SANAYİCİNİN SORUNU NİTELİKLİ İNSAN KAYNAĞI
ESİAD Yönetim Kurulu Başkanı Fadıl Sivri ise küresel konjonktürde gerginliğin geçen yıldan beri hız kesmediğini belirterek hem ekonomide, hem de siyasette alışılan düzenin sarsıldığını söyledi. Ekonomi boyutunda küresel ticaret savaşlarında korumacılığa doğru ilerleyen bir tutumun gözlemlendiğine dikkat çeken Sivri, "Türkiye'nin küresel ekonomi içerisinde daha kilit bir rol oynaması için nitelikli bir şekilde büyümesi şarttır. Biz de ESİAD olarak büyümenin niteliğine her dönemde vurgu yaptık. Büyümenin sürdürülebilir ve kapsayıcı olması ve gerçek toplumsal kalkınmayı yaratmasını arzu ediyoruz. Sanayinin GSYİH içindeki payının arttırılmasını, ileri teknoloji yoğunluklu sanayilere ağırlık verilmesini ve sanayide daha yüksek katma değerli üretim ve ihracatı hedeflemektedir. Yüksek ihracat hedefi ancak nitelikli iş gücü yetiştirilmesi ile verimlilik artışı ve yüksek değer yaratan rekabetçi üretim ortamı ile sağlanabilecektir" diye konuştu.

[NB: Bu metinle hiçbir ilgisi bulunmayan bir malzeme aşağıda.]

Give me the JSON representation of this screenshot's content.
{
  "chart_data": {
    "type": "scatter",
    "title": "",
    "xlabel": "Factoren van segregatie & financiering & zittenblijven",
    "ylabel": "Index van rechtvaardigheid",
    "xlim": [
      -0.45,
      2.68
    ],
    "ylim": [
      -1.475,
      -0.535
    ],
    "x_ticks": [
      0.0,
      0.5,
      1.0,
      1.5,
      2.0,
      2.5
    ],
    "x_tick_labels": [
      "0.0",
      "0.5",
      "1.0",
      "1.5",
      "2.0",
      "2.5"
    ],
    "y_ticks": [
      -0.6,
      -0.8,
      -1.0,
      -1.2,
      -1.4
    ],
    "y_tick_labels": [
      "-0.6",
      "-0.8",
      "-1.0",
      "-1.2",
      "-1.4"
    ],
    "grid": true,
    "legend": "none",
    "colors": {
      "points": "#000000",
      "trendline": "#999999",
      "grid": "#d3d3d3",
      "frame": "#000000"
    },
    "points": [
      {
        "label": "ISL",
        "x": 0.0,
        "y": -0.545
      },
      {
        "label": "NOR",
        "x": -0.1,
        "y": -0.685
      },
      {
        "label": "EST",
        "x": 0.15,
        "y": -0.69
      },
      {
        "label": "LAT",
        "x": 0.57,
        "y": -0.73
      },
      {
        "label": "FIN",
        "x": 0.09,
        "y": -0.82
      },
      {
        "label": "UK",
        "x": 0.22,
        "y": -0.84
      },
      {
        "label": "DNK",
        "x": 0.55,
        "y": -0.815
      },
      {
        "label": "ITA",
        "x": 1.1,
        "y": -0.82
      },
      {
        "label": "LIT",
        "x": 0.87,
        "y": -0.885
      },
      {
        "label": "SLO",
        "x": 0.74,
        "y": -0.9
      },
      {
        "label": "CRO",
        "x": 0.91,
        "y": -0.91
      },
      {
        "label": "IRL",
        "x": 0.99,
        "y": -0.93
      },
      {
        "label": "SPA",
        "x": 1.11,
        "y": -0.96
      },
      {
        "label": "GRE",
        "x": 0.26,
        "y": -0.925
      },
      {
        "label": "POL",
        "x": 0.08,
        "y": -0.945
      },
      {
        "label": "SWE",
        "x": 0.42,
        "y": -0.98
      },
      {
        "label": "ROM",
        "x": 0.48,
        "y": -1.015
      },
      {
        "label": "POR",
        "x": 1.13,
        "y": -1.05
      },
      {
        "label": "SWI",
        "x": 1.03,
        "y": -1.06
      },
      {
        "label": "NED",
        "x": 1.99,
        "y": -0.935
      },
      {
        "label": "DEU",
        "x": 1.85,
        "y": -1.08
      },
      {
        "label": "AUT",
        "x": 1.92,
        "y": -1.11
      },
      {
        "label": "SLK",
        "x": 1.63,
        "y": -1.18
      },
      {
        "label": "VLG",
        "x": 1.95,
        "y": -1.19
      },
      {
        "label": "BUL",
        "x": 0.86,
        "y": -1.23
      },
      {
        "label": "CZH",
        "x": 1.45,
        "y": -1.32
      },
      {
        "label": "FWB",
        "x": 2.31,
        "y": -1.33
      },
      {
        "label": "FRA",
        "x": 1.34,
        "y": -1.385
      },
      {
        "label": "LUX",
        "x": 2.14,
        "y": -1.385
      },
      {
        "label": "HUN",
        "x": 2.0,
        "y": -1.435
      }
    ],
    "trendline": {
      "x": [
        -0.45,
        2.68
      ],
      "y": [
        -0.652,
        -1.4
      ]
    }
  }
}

Sanayinin büyütüp, kalkındırdığını, üreten bir sınıf yarattığını, nitelikli işgücünün ve eğitimin gelişmesini tetiklediğini ifade eden Sivri, ESİAD olarak, rekabetçi bir ekonominin temelini oluşturan nitelikli iş gücünün ve yeni neslin geleceği konusunda görüşlerini paylaşmak istediklerini kaydetti. İş dünyasının ve özellikle sanayinin insan kaynakları ve işgücü ile ilgili acil ve kalıcı çözüm bekleyen sorunları bulunduğunu anlatan Fadıl Sivri konuşmasına şöyle devam etti:
"Genç kuşağın teknik alanlarda, üretimde ve sanayide çalışma isteği azalmaktadır. Her kademede nitelikli insan kaynağı açığı tüm sanayiciler tarafından dile getirilen bir sorundur. Meslek liseleri ve yüksek okullarda yetişen gençlerimizin yetkinlikleri ve pratik bilgileri ile iş başı eğitimlerinin sınırlı olması, onları iş hayatına atıldıklarında uzun adaptasyon süreleri ve verimsizlik ile baş başa bırakmaktadır. İşletmelerimizde ara ve teknik eleman ihtiyacı karşılanamamaktadır. Bu nedenlerle eğitim reformuna en çok iş dünyası ve sanayiciler ihtiyaç duymaktadır. Sanayinin yol haritası ile işgücü ve nitelikli çalışanların yetkinliklerinin eşgüdümlenmesi geleceğin teknolojileri ile üretim yapacak sanayilere değer katacaktır. Aynı zamanda işsizlik sorununa da önemli ölçüde çözüm getirecektir."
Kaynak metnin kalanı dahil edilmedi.